Allgemeine Ratschläge für alle Phasen

Vermutlich werden Sie diese Seiten erst lesen, nachdem Sie schon einige Gespräche und Auseinandersetzungen mit Ihrem Angehörigen hatten. Beim Lesen werden Sie dabei sicher auf Dinge stoßen, wo Sie das Gefühl haben, da bereits „falsch gehandelt“ zu haben. Das ist verständlich und passiert so gut wie allen. Es gibt im Falle einer Sektenabhängigkeit ganz allgemein und der Holic-Gruppe im besonderen einige Dinge, die man anders machen sollte als in einer normalen Beziehung und Kommunikation. Das konnten Sie damals nicht wissen. Sie haben sich Ihrem Angehörigen gegenüber ganz normal verhalten, ohne um die Besonderheiten des Sektenbezugs zu wissen. Das ist kein Grund, sich Vorwürfe zu machen. Die Informationen dieser Seiten können Ihnen aber für die Zukunft helfen.

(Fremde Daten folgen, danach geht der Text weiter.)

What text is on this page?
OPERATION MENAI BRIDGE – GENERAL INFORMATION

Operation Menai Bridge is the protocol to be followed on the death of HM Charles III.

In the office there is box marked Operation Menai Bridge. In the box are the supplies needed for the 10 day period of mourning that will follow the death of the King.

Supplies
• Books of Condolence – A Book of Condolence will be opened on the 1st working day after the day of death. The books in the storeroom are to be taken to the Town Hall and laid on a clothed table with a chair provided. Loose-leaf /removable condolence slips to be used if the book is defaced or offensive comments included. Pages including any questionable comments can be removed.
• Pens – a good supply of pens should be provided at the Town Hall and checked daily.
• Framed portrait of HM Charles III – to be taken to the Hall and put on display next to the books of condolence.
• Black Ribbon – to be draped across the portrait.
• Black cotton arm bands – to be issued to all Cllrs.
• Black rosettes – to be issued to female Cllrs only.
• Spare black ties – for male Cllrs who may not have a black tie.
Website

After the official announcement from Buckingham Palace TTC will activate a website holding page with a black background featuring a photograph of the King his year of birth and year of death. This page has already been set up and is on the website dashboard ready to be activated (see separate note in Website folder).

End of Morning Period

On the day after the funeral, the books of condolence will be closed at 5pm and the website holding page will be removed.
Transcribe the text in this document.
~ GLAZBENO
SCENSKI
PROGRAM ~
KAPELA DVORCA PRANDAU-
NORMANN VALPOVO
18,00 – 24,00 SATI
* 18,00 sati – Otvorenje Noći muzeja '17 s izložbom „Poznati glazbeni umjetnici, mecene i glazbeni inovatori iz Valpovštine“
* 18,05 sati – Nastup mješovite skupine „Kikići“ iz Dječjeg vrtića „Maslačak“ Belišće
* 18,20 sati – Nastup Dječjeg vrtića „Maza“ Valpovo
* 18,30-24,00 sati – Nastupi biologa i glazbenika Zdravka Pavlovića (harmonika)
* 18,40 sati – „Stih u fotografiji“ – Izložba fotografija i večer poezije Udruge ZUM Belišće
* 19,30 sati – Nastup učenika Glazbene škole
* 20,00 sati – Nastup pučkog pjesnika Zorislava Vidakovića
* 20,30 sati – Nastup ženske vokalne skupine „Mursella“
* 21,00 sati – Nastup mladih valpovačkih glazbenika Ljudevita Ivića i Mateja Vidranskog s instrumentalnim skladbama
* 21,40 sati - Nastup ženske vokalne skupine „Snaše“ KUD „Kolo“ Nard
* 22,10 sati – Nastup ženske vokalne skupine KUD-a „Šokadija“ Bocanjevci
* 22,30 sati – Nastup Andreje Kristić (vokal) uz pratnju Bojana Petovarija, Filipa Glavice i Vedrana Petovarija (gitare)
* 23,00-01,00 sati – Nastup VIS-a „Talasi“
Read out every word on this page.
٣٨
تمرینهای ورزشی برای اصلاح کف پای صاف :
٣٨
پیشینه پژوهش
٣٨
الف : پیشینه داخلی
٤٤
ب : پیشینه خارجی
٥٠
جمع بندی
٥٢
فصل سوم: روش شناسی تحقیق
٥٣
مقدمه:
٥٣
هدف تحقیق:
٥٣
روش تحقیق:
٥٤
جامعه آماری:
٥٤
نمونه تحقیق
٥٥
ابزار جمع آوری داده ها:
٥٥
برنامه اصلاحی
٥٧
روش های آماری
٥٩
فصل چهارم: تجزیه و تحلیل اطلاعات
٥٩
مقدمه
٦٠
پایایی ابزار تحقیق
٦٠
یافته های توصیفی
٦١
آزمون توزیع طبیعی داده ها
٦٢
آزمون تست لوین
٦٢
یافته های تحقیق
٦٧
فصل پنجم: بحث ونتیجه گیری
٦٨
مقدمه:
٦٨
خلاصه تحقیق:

In allen Phasen hat es sich als hilfreich erwiesen, dem Betroffenen die Möglichkeit zu geben, selbst in Ruhe über alles nachzudenken. Das wird in der Regel nur möglich sein, wenn er eine Weile - und sei es nur ein Wochenende - nicht in der Gruppe ist, in der er sonst jeden Tag mit der Gruppenideologie bearbeitet wird. In der Gruppe hat er keine Gelegenheit, die Dinge einmal mit einem gewissen Abstand von außen zu betrachten und zu bewerten. Die Gruppe versucht diese räumliche Distanz aber bewusst zu verhindern und kümmert sich sehr intensiv um einen Neugeworbenen, so dass er möglichst wenig allein und getrennt von der Gruppe ist. Auch wenn diese Methode aus Sicht der Gruppe recht erfolgreich ist, so sollten sich doch Eltern und Freunde hüten, sie mit umgekehrtem Vorzeichen nachzuahmen. Der Betroffene sollte vielmehr spüren, dass er sich selbst entscheiden kann und nicht wieder von jemand anderem gedrängt und beeinflusst wird. Gerade wenn jemand dabei ist, die Methode der Gruppe zu durchschauen und ihm erste Zweifel kommen, ist er sehr hellhörig für jede Art von Manipulation, die ihn nur wieder vereinnahmen will. Praktisch bedeutet dies, nicht ständig auf den Betroffenen einzureden, wenn er das nicht will, und ihn auch allein zu lassen, damit er sich besinnen und die Dinge bedenken und prüfen kann. De facto ist das aber in der zweiten Phase (Faszination) kaum möglich. Der neue Holic-Anhänger möchte dann nicht mehr getrennt von seiner Gruppe sein. Selbst zu einem abschließenden Gespräch mit den Eltern reist er in der Regel gemeinsam mit mehreren anderen Anhängern an.

Nur am Rande soll erwähnt werden, dass selbstverständlich jede gewaltsame Loslösung (z. B. durch Täuschung oder gar Entführung) aus grundsätzlichen ethischen Gründen prinzipiell abzulehnen ist. Hier können große seelische Verletzungen entstehen. Außerdem bewirkt ein derartiger Versuch auch eher das Gegenteil und ist selbstverständlich gesetzwidrig und damit strafbar.

Ein bei Sektenabhängigen oft gemachter Fehler besteht darin, dass Freunde, Verwandte bzw. Eltern das Problem auf ihre Weise lösen wollen, und so z. B. mit dem Angehörigen wegen seines auffälligen Verhaltens zum Psychologen gehen wollen (Allerdings: Bei einem wirklichen psychischen Problem sollte solche Hilfe durchaus in Anspruch genommen werden).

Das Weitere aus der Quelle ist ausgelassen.